Hayley passed the picture to Steve, and he saw two rows of twelve symbols, one in pink and one in blue. The symbols themselves were indecipherable to Steve, just messes of intersecting lines. “What do these mean?” he asked.
“No idea,” said Kevin. “They’ve called in some cryptography people, but figuring out will probably take longer than it would take to build a new one.”
“How is that good news?” asked Bob.
“I’m getting there,” Kevin informed him. “Now, as you can see, there are two lines – two ends to the wormhole. The pink one tells you where you’re starting from, the blue one tells you where you’re going. If I understand this properly, the ones on the right refer to the specific destination universe, and the ones on the left are your exit point within that universe. I have no idea how to program it. The left ones must be a space-time coordinate system of some sort, but I don’t know what their reference point is, while the ones on the right must refer to properties of the target universe, whatever those are.”

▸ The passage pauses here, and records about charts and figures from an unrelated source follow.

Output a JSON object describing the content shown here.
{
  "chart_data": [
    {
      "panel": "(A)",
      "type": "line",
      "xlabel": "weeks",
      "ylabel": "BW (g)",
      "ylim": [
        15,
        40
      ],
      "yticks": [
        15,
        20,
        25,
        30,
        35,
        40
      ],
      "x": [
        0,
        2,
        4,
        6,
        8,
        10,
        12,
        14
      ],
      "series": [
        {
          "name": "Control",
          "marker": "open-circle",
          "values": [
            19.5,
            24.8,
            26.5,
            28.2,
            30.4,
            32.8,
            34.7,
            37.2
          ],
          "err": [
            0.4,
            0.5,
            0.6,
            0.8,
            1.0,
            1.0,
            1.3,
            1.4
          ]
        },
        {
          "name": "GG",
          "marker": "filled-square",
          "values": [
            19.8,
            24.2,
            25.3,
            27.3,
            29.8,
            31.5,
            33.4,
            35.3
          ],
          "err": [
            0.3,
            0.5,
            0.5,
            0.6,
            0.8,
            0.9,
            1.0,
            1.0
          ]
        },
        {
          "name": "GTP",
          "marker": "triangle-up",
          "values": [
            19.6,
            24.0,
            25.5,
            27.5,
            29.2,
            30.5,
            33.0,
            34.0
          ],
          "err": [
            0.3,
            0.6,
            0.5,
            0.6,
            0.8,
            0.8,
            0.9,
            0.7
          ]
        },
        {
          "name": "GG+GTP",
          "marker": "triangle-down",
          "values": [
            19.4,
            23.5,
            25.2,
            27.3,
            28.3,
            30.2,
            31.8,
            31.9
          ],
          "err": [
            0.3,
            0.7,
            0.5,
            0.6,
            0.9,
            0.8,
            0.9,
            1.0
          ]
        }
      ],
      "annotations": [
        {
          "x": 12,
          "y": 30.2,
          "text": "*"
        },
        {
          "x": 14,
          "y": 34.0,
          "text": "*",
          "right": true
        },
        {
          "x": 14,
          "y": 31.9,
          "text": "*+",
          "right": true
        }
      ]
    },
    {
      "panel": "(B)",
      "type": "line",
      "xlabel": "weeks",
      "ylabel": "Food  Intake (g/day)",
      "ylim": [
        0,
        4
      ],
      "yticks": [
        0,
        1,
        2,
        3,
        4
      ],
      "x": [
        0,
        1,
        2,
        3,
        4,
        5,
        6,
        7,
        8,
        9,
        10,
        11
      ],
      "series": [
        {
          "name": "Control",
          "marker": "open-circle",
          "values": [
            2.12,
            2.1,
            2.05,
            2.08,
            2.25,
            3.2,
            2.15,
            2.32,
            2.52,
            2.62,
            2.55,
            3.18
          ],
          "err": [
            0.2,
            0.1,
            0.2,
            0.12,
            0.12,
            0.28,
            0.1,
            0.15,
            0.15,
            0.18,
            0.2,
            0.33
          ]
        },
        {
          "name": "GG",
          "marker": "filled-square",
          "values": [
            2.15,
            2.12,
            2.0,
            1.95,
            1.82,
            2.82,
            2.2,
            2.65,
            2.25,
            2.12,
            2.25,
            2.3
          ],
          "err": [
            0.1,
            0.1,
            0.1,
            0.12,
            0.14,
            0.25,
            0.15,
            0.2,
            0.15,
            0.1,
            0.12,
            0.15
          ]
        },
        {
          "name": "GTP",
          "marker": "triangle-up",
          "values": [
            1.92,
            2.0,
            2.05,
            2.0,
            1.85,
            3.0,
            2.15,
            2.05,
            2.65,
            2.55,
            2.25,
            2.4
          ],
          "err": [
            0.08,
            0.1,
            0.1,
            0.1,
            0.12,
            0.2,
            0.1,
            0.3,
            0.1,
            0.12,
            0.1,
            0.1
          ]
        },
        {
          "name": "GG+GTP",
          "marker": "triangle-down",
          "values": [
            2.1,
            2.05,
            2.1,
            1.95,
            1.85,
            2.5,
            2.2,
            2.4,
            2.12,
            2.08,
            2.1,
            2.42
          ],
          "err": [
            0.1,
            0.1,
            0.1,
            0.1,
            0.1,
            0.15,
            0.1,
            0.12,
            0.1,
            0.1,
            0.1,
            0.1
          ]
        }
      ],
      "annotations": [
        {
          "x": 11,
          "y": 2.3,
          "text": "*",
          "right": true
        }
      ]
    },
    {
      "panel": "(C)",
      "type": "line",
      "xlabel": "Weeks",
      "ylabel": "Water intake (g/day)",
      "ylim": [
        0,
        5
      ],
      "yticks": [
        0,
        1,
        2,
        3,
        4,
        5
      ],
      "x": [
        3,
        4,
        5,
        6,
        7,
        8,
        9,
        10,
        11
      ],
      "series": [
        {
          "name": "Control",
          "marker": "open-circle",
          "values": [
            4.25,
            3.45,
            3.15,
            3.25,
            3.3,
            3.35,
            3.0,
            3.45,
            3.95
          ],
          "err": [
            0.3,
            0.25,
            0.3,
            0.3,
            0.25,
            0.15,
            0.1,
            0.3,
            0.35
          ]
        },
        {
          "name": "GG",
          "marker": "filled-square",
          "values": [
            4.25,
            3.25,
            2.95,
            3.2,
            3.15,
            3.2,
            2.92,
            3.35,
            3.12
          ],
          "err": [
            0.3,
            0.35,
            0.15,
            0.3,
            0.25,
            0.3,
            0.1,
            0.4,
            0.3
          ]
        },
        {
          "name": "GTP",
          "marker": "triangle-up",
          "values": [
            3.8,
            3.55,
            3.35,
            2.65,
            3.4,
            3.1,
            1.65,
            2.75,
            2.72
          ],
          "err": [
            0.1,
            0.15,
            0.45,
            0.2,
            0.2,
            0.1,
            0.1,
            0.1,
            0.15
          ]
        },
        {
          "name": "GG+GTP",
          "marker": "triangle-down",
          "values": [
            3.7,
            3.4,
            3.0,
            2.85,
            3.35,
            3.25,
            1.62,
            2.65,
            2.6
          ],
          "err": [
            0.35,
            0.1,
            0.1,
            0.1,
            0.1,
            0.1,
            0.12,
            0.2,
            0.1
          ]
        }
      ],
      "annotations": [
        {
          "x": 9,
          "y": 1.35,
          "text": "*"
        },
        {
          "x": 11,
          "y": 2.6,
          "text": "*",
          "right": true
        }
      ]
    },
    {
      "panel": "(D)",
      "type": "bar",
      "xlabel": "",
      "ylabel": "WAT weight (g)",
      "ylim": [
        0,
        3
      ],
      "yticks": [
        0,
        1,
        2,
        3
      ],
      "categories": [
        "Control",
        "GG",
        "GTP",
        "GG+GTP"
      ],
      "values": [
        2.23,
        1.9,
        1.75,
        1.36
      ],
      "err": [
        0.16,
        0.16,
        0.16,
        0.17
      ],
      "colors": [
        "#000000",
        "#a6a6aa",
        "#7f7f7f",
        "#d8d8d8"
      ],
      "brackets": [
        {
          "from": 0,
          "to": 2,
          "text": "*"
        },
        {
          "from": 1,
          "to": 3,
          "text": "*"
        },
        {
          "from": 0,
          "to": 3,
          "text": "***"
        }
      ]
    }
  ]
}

“I’m still not seeing the good news,” said Steve.
“Well, isn’t it obvious?” asked Kevin. “Look, they’ve got this thing set up to take them between a chosen point in this universe and their home port in yours. But if you can change the spatial destination coordinates for your universe to match the ones you leave from in ours, then when you activate it you’ll transfer to the other universe exactly where you left from ours with no programming or linguistic knowledge required!”
That did make sense. “So we appear over Houston in our universe… and we can fly right out over the Atlantic back to Wakanda,” said Steve. That would have the bonus that the Leviathan would end up in hands Steve trusted. He wouldn’t have wanted any other country on Earth trying to reverse-engineer any more Chi’Tauri technology, even the United States. Wakanda, however, would either destroy it or do good with it, whichever T’Challa decided was best. “Perfect. Can you have it ready by the time Natasha gets back?”
“Definitely,” said Kevin. “It seems to remember where it left from, too, so if it doesn’t work the way I think, you can just come back here and we’ll give it some more study.” She picked up her binders again, beaming. “You know, it sucks that we can’t keep that tesseract things. With that kind of energy we could explore the whole solar system and then head for Alpha Centauri.”
Steve blinked.
“Yeah, sucks,” Donny agreed cheerfully. “I’d ask to go with you guys, but my alternate in the Marvel Universe is a guy who finds Spider-Man hanging out in dumpsters, so nah. But!” he held up a finger. “Kevin, can you get me into the Star Wars universe?”
They were joking around, so Steve made himself smile as if he were enjoying the conversation. But he couldn’t stop thinking about what Kevin had just said.